City staff are working with B.C. Transit and other partners, such as the Town of View Royal, to identify other potential locations for a new park and ride.

The current parking lot is already too small with 109 spaces and people have been parking their cars in non-designated parking stalls and along Ocean Boulevard.

Hamilton isn’t sure how many spaces they would need if they were to make a bigger one, but she doesn’t want people to have to resort to pay parking lots.

Colwood residents John and Kim Vincer, who attended the open house, think the park and ride is important for the community from the responses they’ve heard, but they don’t use it themselves.

Kim finds it hard to believe the city needs another place for doctors after the Vincer’s doctor retired last fall and no one bought his practice, forcing them to find a doctor in another part of the region.

“We had to go to Esquimalt,” Kim said. “We were lucky to find one since ours retired in Colwood.”

The Vincers said it would be great to have more GP’s in the area so they wouldn’t have to go as far to see their doctor.

Colwood has lost 14 doctors in the last few years, according to city staff, and more than 26 per cent of Colwood residents don’t have a family GP.

A partner at R.W. Wall Ltd., Donna Hais specializes in finding physicians who want to own their own practice and works with developers to build it to suit the practitioner’s needs.
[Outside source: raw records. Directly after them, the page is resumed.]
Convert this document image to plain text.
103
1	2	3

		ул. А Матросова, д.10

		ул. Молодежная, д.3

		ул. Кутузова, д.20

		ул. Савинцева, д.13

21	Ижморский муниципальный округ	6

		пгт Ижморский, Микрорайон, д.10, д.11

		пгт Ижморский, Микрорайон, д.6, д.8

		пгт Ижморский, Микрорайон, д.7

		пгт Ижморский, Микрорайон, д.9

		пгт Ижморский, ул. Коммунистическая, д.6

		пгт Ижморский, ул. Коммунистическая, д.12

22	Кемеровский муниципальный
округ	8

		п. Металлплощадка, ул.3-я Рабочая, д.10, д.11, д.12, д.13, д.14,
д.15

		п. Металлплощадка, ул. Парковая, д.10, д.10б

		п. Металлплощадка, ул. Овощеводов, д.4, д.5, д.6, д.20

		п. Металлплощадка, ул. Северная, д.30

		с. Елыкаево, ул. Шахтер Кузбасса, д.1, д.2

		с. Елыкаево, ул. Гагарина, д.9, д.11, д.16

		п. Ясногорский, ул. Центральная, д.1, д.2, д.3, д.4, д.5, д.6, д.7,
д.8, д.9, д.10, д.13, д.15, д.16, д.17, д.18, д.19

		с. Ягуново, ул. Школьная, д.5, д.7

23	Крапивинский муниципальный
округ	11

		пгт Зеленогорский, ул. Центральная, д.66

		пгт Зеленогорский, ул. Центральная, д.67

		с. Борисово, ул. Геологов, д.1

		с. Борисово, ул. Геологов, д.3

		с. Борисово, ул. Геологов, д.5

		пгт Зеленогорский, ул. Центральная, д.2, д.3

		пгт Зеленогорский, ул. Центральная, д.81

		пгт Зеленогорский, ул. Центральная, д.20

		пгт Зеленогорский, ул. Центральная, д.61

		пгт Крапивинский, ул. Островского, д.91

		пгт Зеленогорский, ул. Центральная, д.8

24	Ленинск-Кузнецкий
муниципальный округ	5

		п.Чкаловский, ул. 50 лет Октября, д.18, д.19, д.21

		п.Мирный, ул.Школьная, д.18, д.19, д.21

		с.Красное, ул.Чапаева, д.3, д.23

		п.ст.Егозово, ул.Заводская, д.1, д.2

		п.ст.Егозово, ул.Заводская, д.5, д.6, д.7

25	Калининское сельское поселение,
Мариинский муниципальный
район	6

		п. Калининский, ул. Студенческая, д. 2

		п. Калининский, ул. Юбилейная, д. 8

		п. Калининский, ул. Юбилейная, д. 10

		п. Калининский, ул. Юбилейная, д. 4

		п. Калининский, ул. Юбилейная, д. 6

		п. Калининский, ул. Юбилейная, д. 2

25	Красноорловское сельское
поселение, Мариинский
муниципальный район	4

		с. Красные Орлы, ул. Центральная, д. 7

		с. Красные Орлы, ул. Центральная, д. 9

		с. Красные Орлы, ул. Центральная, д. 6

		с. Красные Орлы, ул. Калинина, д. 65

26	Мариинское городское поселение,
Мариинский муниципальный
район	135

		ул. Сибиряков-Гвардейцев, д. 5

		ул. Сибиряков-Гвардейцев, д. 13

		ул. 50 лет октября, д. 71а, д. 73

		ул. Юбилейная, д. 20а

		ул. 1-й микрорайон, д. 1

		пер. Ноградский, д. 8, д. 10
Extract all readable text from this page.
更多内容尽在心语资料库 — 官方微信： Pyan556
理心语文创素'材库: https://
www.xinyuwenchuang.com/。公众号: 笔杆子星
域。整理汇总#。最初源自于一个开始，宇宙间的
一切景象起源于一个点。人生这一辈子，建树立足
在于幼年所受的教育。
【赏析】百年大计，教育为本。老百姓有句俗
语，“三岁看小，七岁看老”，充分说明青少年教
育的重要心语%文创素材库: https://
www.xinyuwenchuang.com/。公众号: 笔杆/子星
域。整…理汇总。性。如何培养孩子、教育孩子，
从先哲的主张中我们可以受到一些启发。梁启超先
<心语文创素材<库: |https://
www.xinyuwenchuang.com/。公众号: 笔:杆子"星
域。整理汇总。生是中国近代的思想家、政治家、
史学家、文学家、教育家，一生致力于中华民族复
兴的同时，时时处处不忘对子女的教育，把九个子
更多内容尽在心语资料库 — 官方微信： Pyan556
She has created six medical facilites in Nanaimo and has been actively involved in creating a hospital campus there during the last 20 years.

Hais has been doing research on the Colwood location for a year and a half.

The broad-based survery conducted for the total patient care facility included meeting with doctors in the area, identifying the highest type of surgery, and the main cause of medical procedures.

The park and ride would be a good location for a medical facility because it is close to transit, Hais said. “It’s a huge issue to patients and as our population is aging seniors have to have easy access,” she said. “Another piece is being close to a hospital, as surgeons do time at the hospital as well as having their own clinics.”

In the care communities she has constructed, Hais has seen a beneficial culture amongst the doctors who work with their colleagues, and has seen increased medical innovation.

Hamilton noted council will be making a decision based on a multiple factors including public opinion. If the steps to build the medical centre move forward, the developer and B.C. Transit could incorporate park and ride spaces into the development.

The proposal is expected to go to council at the end of February. If council chooses to move onto the next step, the property would be identified as a lot, taking it out of road allowance and determining what it can be used for.